The Longest Film Production of All Time: Leni Riefenstahl's 30-Year Road to 'Tiefland'
Thanks to a buzzy Vanity Fair article, people can't stop talking about "World War Z"'s highly-publicized, turbulent production. Numerous rewrites, reshoots, and acts of God occurred in the public eye. It all spells disaster. And yet, the bumpy road to release doesn't hold a candle to the Guinness Book of World Records holder for "longest live-action film production." Proof that things could be worse.
"Triumph of the Will" director and famed Nazi propagandist Leni Riefenstahl took 20 years to finish her harrowing love story "Tiefland" (more on the complex plot, here). Riefenstahl finalized the script for the opera adaptation in 1934, but plans to direct were cut short when Adolf Hitler requested she produce "Triumph" instead. Years passed and the world went to war, but Riefenstahl wasn't giving up (this was also to be a big starring role for the multi-talented woman). In 1940, she began rolling on her decidedly apolitical passion project ... only to see costs and tumultuous on-location filming extend the shoot by almost five years. German weather during the winter turned out to not be the best place to replicate the atmosphere of Spain. Go figure.
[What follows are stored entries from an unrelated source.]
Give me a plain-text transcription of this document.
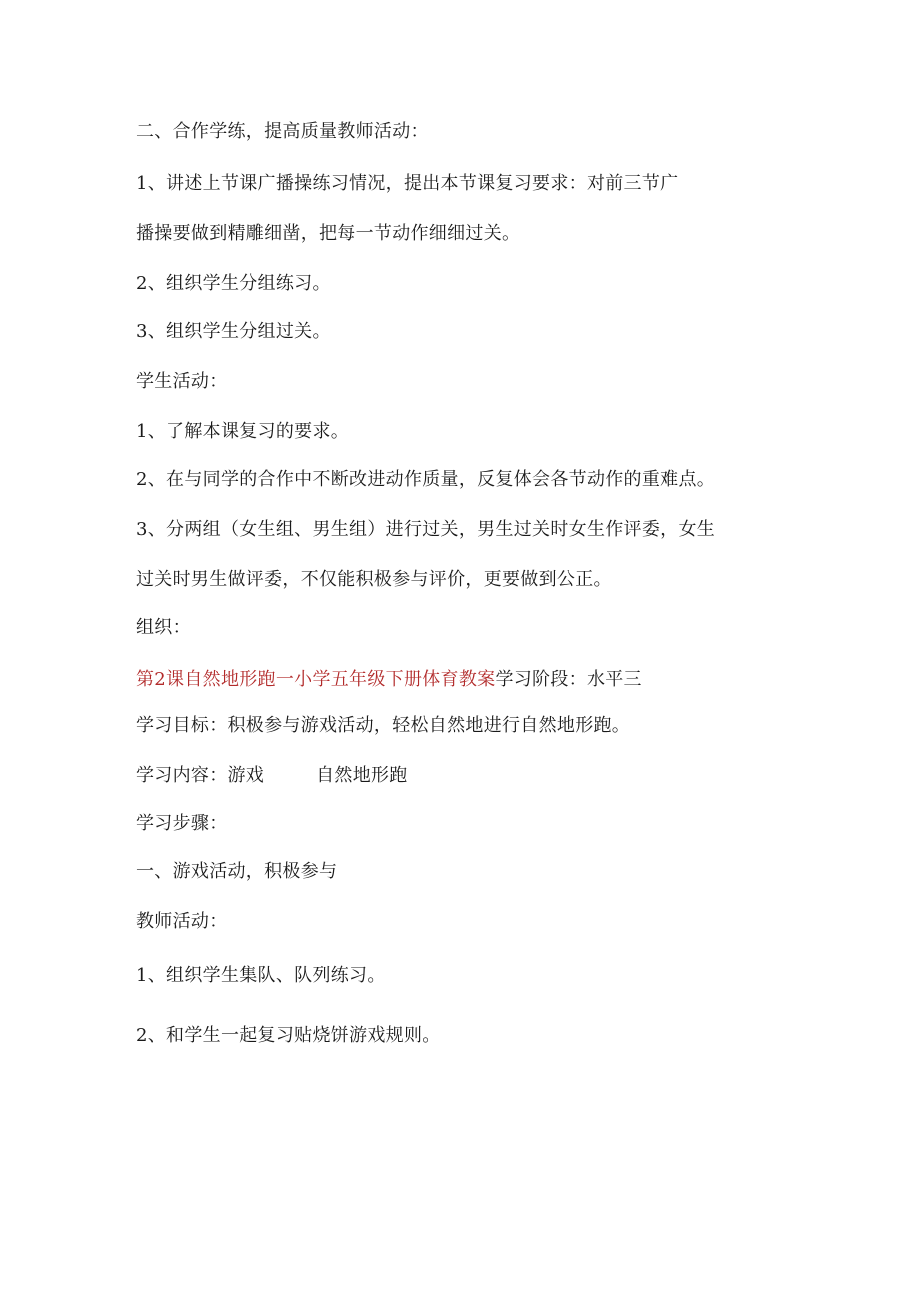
二、合作学练，提高质量教师活动：
1、讲述上节课广播操练习情况，提出本节课复习要求：对前三节广
播操要做到精雕细凿，把每一节动作细细过关。
2、组织学生分组练习。
3、组织学生分组过关。
学生活动：
1、了解本课复习的要求。
2、在与同学的合作中不断改进动作质量，反复体会各节动作的重难点。
3、分两组（女生组、男生组）进行过关，男生过关时女生作评委，女生
过关时男生做评委，不仅能积极参与评价，更要做到公正。
组织：
第2课自然地形跑一小学五年级下册体育教案学习阶段：水平三
学习目标：积极参与游戏活动，轻松自然地进行自然地形跑。
学习内容：游戏	自然地形跑
学习步骤：
一、游戏活动，积极参与
教师活动：
1、组织学生集队、队列练习。
2、和学生一起复习贴烧饼游戏规则。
Riefenstahl finished the film in 1944 and was quickly arrested by the American occupation in Kitzbühel, Austria. She was taken to the American-run concentration camp in Dachau, undergoing interrogation for her involvement in the Third Reich while her film sat, waiting to be cut. Riefenstahl was exonerated by U.S. troops in 1945. She returned to Kitzbühel to edit "Tiefland", only to see the city undergo French occupation. So Riefenstahl was arrested once again, her American papers meaning squat to the French. The troops took her money, property, and perhaps most excruciating for the filmmaker, the negative to "Tiefland". During her time under French watch, she was summoned to court for a number of potential crimes, one even involving "Tiefland". She was accused of using Spanish gypsies locked up at a Nazi concentration camp as extras. How was she supposed to know that wasn't allowed?! And maybe after they were finished shooting, those gypsies were executed at Auschwitz. Details, details, details. Apparently the French military has never been to Hollywood.
In 1952, Riefenstahl was cleared completely since A): there weren't witnesses who could testify against her and B): people seemed sympathetic to her situation as a masterful filmmaker forced to work under Hitler (it's disputable how much of a "victim" she really was). At the age of 50, Riefenstahl finally finished her edit of the film — starring her 32-year-old self in the lead role. It quietly arrived in theaters that year, critics none too interested in a the latest work from a Hitler confidant.
See, World War Z's production woes aren't so bad. Brad Pitt could have been convicted of Nazi war crimes.